Esta espiritualidade do Advento, se assim podemos chamá-la, tem grande importância para as nossas vidas, porque Deus nos faz viver espiritualmente o que aconteceu com os homens do Antigo Testamento:
1º Por um lado, deixa-nos muito tempo nas nossas próprias misérias, para que as sintamos, as experimentemos em toda a sua profundidade e extensão. O Senhor quer que tenhamos a profunda convicção da nossa miséria, da necessidade absoluta que temos do Redentor, e que clamemos a Ele com veemência, com confiança. Primeira disposição do Advento: uma profunda humildade.

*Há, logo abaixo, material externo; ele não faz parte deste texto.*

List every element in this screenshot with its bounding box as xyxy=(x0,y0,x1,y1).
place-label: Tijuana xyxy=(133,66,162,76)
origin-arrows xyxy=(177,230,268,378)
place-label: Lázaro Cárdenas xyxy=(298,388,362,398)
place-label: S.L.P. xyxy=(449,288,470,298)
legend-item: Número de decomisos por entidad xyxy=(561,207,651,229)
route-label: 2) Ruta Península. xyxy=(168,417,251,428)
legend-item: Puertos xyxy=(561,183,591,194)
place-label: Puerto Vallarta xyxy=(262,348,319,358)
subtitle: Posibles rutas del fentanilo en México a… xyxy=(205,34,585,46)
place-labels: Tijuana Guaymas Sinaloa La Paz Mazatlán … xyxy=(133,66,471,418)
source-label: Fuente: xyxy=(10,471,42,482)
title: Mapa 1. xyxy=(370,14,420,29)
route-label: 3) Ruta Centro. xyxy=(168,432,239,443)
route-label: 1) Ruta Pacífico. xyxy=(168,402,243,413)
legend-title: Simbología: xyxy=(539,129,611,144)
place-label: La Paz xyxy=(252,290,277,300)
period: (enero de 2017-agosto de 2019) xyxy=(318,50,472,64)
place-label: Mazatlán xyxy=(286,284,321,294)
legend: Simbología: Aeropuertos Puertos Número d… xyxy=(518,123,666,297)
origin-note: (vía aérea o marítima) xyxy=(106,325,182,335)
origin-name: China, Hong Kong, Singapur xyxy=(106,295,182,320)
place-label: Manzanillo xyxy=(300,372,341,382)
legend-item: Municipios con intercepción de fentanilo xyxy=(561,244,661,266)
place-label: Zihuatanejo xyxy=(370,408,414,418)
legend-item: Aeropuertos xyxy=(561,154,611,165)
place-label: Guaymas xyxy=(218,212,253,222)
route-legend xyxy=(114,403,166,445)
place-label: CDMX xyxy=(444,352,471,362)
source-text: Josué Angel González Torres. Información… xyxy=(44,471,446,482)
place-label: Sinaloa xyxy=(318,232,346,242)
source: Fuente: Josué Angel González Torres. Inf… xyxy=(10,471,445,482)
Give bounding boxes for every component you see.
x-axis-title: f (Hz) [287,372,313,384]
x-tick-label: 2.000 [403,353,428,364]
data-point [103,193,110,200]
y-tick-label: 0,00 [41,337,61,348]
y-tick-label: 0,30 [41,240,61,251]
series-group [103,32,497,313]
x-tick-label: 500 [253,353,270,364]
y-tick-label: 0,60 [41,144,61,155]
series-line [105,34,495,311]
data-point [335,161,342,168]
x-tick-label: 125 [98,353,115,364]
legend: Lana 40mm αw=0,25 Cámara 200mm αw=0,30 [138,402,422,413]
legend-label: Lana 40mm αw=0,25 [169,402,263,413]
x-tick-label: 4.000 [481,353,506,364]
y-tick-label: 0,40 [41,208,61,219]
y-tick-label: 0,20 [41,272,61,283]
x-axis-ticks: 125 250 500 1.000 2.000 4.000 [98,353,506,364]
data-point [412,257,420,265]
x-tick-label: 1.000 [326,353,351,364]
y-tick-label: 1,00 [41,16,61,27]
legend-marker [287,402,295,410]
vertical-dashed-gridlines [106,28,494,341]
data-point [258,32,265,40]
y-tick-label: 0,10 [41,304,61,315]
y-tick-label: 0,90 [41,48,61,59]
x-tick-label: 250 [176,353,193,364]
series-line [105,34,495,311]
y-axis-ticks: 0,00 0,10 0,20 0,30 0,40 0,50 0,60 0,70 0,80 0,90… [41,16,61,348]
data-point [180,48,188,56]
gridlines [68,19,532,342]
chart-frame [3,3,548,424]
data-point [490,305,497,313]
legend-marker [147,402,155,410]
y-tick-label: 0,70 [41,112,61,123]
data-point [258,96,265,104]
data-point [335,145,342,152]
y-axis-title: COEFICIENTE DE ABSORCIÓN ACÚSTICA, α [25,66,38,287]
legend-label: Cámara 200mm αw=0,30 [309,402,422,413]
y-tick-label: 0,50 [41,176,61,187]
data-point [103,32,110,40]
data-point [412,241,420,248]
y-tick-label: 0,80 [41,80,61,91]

2º Por outro lado, sobre esta nossa profunda miséria, Deus tem planos salvíficos maravilhosos: tudo isso está envolto na bondade e misericórdia de Deus Pai, que deseja veementemente dar-nos o seu Filho, para que n'Ele encontremos tudo. Segunda disposição do Advento: uma grande confiança.
3º Finalmente, tal como na Encarnação, Deus colocará em contato a sua infinita misericórdia e omnipotência com a nossa miséria, com uma admirável suavidade: compreendendo-nos, compadecendo-se de nós, adaptando-se às nossas necessidades, às nossas aspirações. É claro que, para estabelecer este contato, Ele exige de nós a fé e o espírito de recolhimento, que é a terceira disposição do Advento.
Peçamos à Santíssima Virgem, que em nosso nome soube receber tão bem Jesus na sua primeira vinda, que nos conceda agora as suas mesmas disposições interiores, para que a sua vinda às nossas almas na santa festa do Natal seja proveitosa para nós.[1]